19th-century Dutch feminist (1836 – 1916)

Jkvr. Jeltje de Bosch Kemper (1836 - 1916) was a Dutch feminist.

==Life==
Bosch Kemper was born in Amsterdam on 28 April 1836. She was a member of the Kemper noble family, daughter of (1808-1876) and Maria Aletta Hulshoff (1810-1844) and educated in a girls' school. She became interested in women's issues by The Subjection of Women by John Stuart Mill.

In 1871, she became a member of Betsy Perk's Algemeene Nederlandsche Vrouwenvereeniging Arbeid Adelt, an association with the goal to improve women's right to be educated and work to support themselves; in 1872, she founded her own association with the same purpose, Algemeene Nederlandsche Vrouwenvereeniging Tesselschade, which she chaired 1886-1911. In 1878 she founded Vereeniging voor Ziekenverpleging, the first courses to educate professional nurses in the Netherlands.
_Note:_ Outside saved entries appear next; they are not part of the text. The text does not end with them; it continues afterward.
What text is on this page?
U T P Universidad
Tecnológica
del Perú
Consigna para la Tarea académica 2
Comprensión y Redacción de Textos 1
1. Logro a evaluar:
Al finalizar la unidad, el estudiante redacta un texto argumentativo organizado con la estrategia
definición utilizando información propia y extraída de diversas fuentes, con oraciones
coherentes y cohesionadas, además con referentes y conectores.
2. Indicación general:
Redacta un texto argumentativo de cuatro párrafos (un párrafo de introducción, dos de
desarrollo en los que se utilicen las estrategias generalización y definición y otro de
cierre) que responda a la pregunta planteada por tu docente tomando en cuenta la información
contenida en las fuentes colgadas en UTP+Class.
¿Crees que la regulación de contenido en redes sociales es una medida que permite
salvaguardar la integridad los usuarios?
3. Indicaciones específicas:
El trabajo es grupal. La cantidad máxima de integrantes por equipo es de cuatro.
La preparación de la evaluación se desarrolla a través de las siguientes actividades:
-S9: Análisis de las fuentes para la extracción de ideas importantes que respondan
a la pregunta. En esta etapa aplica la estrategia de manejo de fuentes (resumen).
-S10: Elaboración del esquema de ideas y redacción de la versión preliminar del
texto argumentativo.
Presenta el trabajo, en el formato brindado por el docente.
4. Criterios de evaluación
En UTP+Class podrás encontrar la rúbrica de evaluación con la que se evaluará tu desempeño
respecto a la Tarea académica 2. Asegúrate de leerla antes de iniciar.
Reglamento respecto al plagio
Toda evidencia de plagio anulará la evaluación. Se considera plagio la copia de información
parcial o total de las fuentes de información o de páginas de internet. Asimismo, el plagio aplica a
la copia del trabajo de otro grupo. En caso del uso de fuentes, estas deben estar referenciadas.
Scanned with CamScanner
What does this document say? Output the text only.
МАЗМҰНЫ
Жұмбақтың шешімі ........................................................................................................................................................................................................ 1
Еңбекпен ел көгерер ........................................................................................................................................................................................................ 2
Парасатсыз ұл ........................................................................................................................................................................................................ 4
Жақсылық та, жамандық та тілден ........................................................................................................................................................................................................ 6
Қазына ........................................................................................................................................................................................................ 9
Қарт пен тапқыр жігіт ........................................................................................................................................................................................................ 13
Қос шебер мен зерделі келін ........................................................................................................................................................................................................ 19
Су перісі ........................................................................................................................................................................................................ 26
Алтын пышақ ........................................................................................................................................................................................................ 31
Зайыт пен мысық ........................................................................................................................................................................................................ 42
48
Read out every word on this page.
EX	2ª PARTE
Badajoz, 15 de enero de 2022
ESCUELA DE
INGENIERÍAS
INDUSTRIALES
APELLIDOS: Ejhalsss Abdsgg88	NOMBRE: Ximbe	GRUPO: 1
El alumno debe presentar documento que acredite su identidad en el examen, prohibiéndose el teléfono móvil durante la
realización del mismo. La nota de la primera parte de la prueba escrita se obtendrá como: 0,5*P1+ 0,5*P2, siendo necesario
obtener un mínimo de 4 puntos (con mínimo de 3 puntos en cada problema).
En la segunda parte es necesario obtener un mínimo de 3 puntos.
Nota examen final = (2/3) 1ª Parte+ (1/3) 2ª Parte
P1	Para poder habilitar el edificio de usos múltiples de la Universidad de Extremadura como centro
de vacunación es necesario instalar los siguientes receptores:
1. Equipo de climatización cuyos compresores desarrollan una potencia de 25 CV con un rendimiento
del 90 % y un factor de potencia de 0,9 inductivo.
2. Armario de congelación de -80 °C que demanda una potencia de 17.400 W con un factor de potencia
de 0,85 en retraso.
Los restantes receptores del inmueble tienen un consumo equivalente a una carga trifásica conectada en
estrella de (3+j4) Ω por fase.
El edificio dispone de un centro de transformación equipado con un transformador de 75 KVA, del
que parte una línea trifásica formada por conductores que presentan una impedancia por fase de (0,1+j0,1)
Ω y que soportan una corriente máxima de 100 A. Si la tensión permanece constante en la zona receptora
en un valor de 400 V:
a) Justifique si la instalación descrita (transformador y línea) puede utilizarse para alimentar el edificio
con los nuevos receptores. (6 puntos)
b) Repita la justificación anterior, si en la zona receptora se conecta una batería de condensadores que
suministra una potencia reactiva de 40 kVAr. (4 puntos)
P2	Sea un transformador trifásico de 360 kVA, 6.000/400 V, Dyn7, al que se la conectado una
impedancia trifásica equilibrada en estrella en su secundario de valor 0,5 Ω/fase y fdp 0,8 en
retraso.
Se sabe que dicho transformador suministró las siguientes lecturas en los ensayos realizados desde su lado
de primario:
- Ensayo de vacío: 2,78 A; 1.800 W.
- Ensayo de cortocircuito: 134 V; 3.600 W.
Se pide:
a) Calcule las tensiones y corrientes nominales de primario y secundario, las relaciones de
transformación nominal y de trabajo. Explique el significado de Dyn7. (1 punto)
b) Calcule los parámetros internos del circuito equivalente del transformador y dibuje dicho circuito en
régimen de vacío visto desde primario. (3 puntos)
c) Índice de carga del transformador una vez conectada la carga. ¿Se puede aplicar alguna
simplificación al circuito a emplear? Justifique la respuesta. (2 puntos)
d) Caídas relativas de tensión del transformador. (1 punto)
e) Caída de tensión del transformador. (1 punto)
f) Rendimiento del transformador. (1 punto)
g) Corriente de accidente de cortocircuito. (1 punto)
In 1894, she became chairperson of the Maatschappelijken en den Rechtstoestand der Vrouw in Nederland, and association to improve the legal rights of women, and in 1896-1906 she manage her own women's rights magazine, Belung und Recht; she was also a member of the women suffrage association. Her younger sister Christine de Bosch Kemper was a (less public) women's right activist as well.

She and Anna Reijnvaan founded the Journal for Nursing for the Sick. In 1891, they worked together again to arrange the first conference on nursing, named ‘The Gathering’; however, despite Kemper being the conference president, no women were allowed to deliver speeches at the event.

Bosch Kemper died in Amsterdam on 16 February 1916.